Сара не умела играть настолько хорошо, чтобы осмелиться выступать на публике, хотя они с Бобби выучили несколько дуэтов, но больше для того, чтобы посмешить своих близких забавными песенками или комическими ариями.
Сегодня блистали талантами другие дамы, джентльмены помогали им, переворачивая ноты, а те из них, кто обладал хорошими вокальными данными или хотя бы был в этом уверен, принимали участие в исполнении парных арий.
Сара и Роберта предусмотрительно уселись в самый дальний угол, чтобы без помех подвергнуть разбору каждый номер. Вернее, говорила, как обычно, Бобби, а Сара хихикала, закрываясь веером, или с притворным возмущением пыталась урезонить подругу, если высказывания последней становились слишком смелыми.
Когда даже самые пылкие ценители музыки или прелестных музыкантш несколько утомились, вечер прервался для того, чтобы можно было размять ноги и потанцевать в ожидании второй его половины.

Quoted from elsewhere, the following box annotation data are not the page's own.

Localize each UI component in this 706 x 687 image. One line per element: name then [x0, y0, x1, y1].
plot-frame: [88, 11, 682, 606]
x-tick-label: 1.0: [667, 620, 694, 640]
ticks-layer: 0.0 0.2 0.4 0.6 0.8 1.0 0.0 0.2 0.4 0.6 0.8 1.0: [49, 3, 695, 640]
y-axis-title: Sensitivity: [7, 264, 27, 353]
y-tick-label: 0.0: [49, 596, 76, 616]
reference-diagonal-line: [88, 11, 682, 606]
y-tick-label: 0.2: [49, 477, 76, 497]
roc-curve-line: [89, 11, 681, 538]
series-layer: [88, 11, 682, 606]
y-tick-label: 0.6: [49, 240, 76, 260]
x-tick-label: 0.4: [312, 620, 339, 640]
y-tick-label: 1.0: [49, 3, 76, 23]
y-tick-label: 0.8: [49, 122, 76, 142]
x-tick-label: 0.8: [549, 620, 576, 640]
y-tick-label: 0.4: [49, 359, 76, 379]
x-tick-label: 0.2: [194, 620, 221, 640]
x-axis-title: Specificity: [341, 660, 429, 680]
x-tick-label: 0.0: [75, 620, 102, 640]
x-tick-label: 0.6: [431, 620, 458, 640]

Сара, вдоволь насмеявшаяся во время концерта над остроумными замечаниями подруги, отнюдь не испытывала желания танцевать, тем более что Артур Уэвертон сегодня как-то особенно нежно поглядывал на свою молодую супругу.
Сара еще утром в церкви вспомнила, что уже несколько дней не видела малышку Харриет, и сейчас девушке захотелось пойти посмотреть на ребенка. Леди Уэвертон беспокоилась из-за того, что девочка кашляет, а ее отец называет это пустяками и не желает и слышать о том, чтобы пригласить врача, если уж сам не намерен заниматься лечением. Сара, как и ее добрая подруга, подивилась упрямству этого человека, она не могла понять и даже считала непростительным прегрешением поведение мистера Маннера. Этот человек тратил время и силы на то, чтобы выучиться лечить людей, а теперь не применял ни данные Богом способности, ни полученное образование во благо других. «Если б я знала медицинские науки, я бы ни за что не пренебрегала ими, как бы горько мне ни было! — думала она. — На свете столько страданий, и этому человеку по силам умерить их, а он весь отдается печали вместо того, чтобы позабыть о ней в праведных трудах!»
Сара взяла из вазы в гостиной самый спелый персик и легко взбежала по лестнице. Малышка Харриет капризничала, и горничная леди Уэвертон никак не могла уложить ее спать, девочка упрямо садилась в постели и хныкала.
— Мисс Мэйвуд! — Лиззи радостно обернулась к Саре. — Я никак не могу успокоить маленькую мисс, она зовет папочку, а ведь он уже заходил пожелать ей спокойной ночи!
— Ну-ка, Харриет, угадай, что я тебе принесла? — спросила Сара, пряча за спиной руку с персиком.